**China’s Economic Stimulus Sparks Historic Rally in Stocks**
In a remarkable turnaround, China’s stock market has surged to its highest point in 16 years, with US-listed ETFs also experiencing a significant boost. The Shanghai Composite Index saw an impressive 8.06% increase, marking its best day since 2008 and extending its winning streak to nine days. The index ended September with a 17.39% gain, its first monthly increase in five months and its strongest performance since April 2015.
The Shenzhen Composite Index also reached new heights, closing up 10.9% in its best day since 1996. It gained 24.8% in September, its best month since 2007. The China ADR index rose nearly 6%, with shares of Kanzhun, Bilibili, Tencent Music Entertainment, and Futu Holdings experiencing significant gains.
The KraneShares CSI China Internet ETF (KWEB) and the iShares China Large-Cap ETF (FXI) also saw notable increases, rising 4.2% and 2.2%, respectively. Alibaba and JD.com shares also surged, gaining over 4% and 5.4%, respectively.

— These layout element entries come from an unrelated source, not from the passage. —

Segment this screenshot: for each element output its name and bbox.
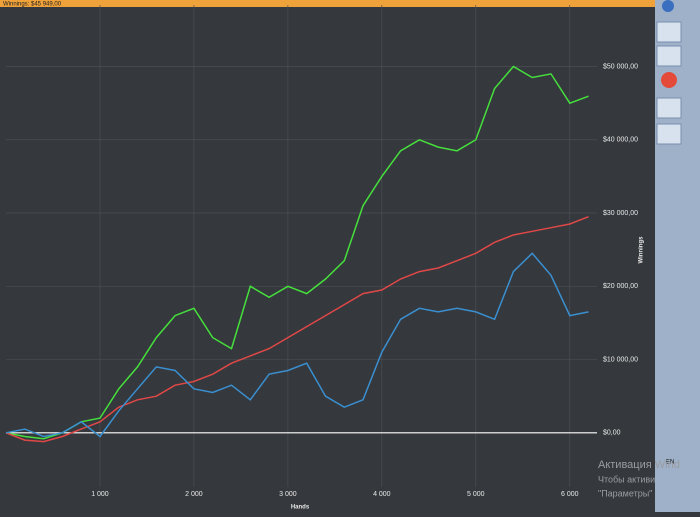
x-tick-label: 5 000 [467,491,485,498]
x-tick-label: 2 000 [185,491,203,498]
series-line [5,252,589,438]
taskbar-icon[interactable] [656,123,682,145]
language-indicator[interactable]: EN [666,460,674,466]
series-line [5,216,589,443]
taskbar-icon[interactable] [661,72,677,88]
watermark: "Параметры" [598,488,652,498]
watermark: Чтобы активи [598,474,655,484]
chart-title: Winnings: $45 949,00 [3,2,62,8]
x-tick-label: 1 000 [91,491,109,498]
x-tick-label: 3 000 [279,491,297,498]
series-line [5,65,589,440]
taskbar-icon[interactable] [656,45,682,67]
taskbar-icon[interactable] [656,97,682,119]
x-tick-label: 4 000 [373,491,391,498]
watermark: Активация Wind [598,459,680,471]
taskbar [655,0,700,512]
y-tick-label: $10 000,00 [603,356,638,363]
y-tick-label: $0,00 [603,430,621,437]
x-tick-label: 6 000 [561,491,579,498]
start-button[interactable] [662,0,674,12]
x-axis-label: Hands [291,505,310,511]
y-tick-label: $50 000,00 [603,63,638,70]
y-tick-label: $40 000,00 [603,137,638,144]
taskbar-icon[interactable] [656,21,682,43]
y-axis-label: Winnings [639,236,645,264]
y-tick-label: $20 000,00 [603,283,638,290]
y-tick-label: $30 000,00 [603,210,638,217]
title-bar [0,0,655,7]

The rally is attributed to Beijing’s recent economic stimulus measures, including interest rate cuts, aimed at supporting the struggling property market. Chinese President Xi Jinping and other top leaders have reaffirmed their commitment to these measures, boosting investor confidence.
According to Art Hogan, chief market strategist at B. Riley Securities, “While it’s unclear if these measures will be enough to kick-start the economy, it’s certainly a step in the right direction.” He believes that a strengthening China will have a positive impact on markets going forward, and investors will need to reassess their expectations.
The optimism is shared by billionaire hedge fund founder David Tepper, who has expressed overwhelming bullishness on Chinese equities, having invested heavily in China-related assets following the Federal Reserve’s recent rate cut.